On October 28, 2015 it was revealed that some European Union (EU) education institutions are considering no longer using Dropbox, after a European Court Of Justice ruling (EJC) in early October 2015 decided U.S. firms signed on to the Safe Harbour scheme could no longer be automatically considered to provide “adequate protection” to personal data they had received from the EU. Safe Harbour has come under fire after leaks by Edward Snowden that indicated the U.S. National Security Agency engages in mass surveillance of data held by U.S. technology companies.
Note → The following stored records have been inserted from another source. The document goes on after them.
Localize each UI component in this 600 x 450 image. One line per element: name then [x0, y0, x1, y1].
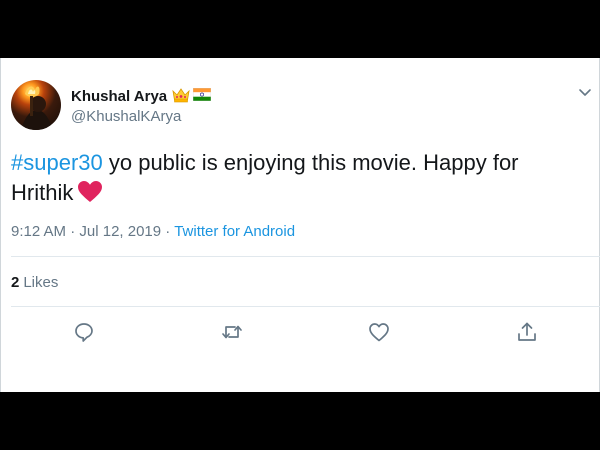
likes-count: 2 — [11, 274, 20, 291]
red-heart-icon — [77, 180, 103, 212]
india-flag-icon — [192, 87, 212, 106]
retweet-icon[interactable] — [220, 320, 244, 344]
display-name[interactable]: Khushal Arya — [71, 87, 167, 107]
avatar[interactable] — [11, 80, 61, 130]
likes-stat[interactable]: 2 Likes — [11, 273, 58, 293]
divider — [11, 256, 600, 257]
user-handle[interactable]: @KhushalKArya — [71, 107, 181, 127]
like-icon[interactable] — [367, 320, 391, 344]
crown-icon — [172, 87, 190, 108]
share-icon[interactable] — [515, 320, 539, 344]
reply-icon[interactable] — [72, 320, 96, 344]
chevron-down-icon[interactable] — [577, 84, 593, 100]
meta-separator-2: · — [161, 223, 175, 240]
divider — [11, 306, 600, 307]
tweet-meta: 9:12 AM · Jul 12, 2019 · Twitter for And… — [11, 222, 295, 242]
tweet-card: Khushal Arya @KhushalKArya #super30 yo p… — [0, 58, 600, 392]
likes-label: Likes — [23, 274, 59, 291]
tweet-time[interactable]: 9:12 AM — [11, 223, 66, 240]
meta-separator: · — [66, 223, 80, 240]
tweet-date[interactable]: Jul 12, 2019 — [79, 223, 161, 240]
tweet-text: #super30 yo public is enjoying this movi… — [11, 148, 581, 212]
tweet-source-link[interactable]: Twitter for Android — [174, 223, 295, 240]
hashtag-link[interactable]: #super30 — [11, 150, 103, 175]
name-row: Khushal Arya — [71, 87, 212, 108]
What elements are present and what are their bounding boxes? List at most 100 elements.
The ruling is not singling out Dropbox, but rather all U.S. based tech companies which provide cloud services for data storage.
Analyst comment:
Pinkerton assesses the fallout from the EJC ruling on Safe Harbour is still being sorted out across the EU. In the case of the educational institutions, while they were applauded for both their vigilance and compliance to the EJC ruling, they have been given the go ahead to continue to use Dropbox until further clarification on the ruling solidifies. For U.S. Technology firms offering cloud services in the EU, the EJC ruling is likely to affect some areas of operations and require more stringent promises to protect consumers’ data who reside within the EU. If those promises cannot be secured, companies who offer cloud services may no longer be able to service customers who reside under the EJC jurisdiction.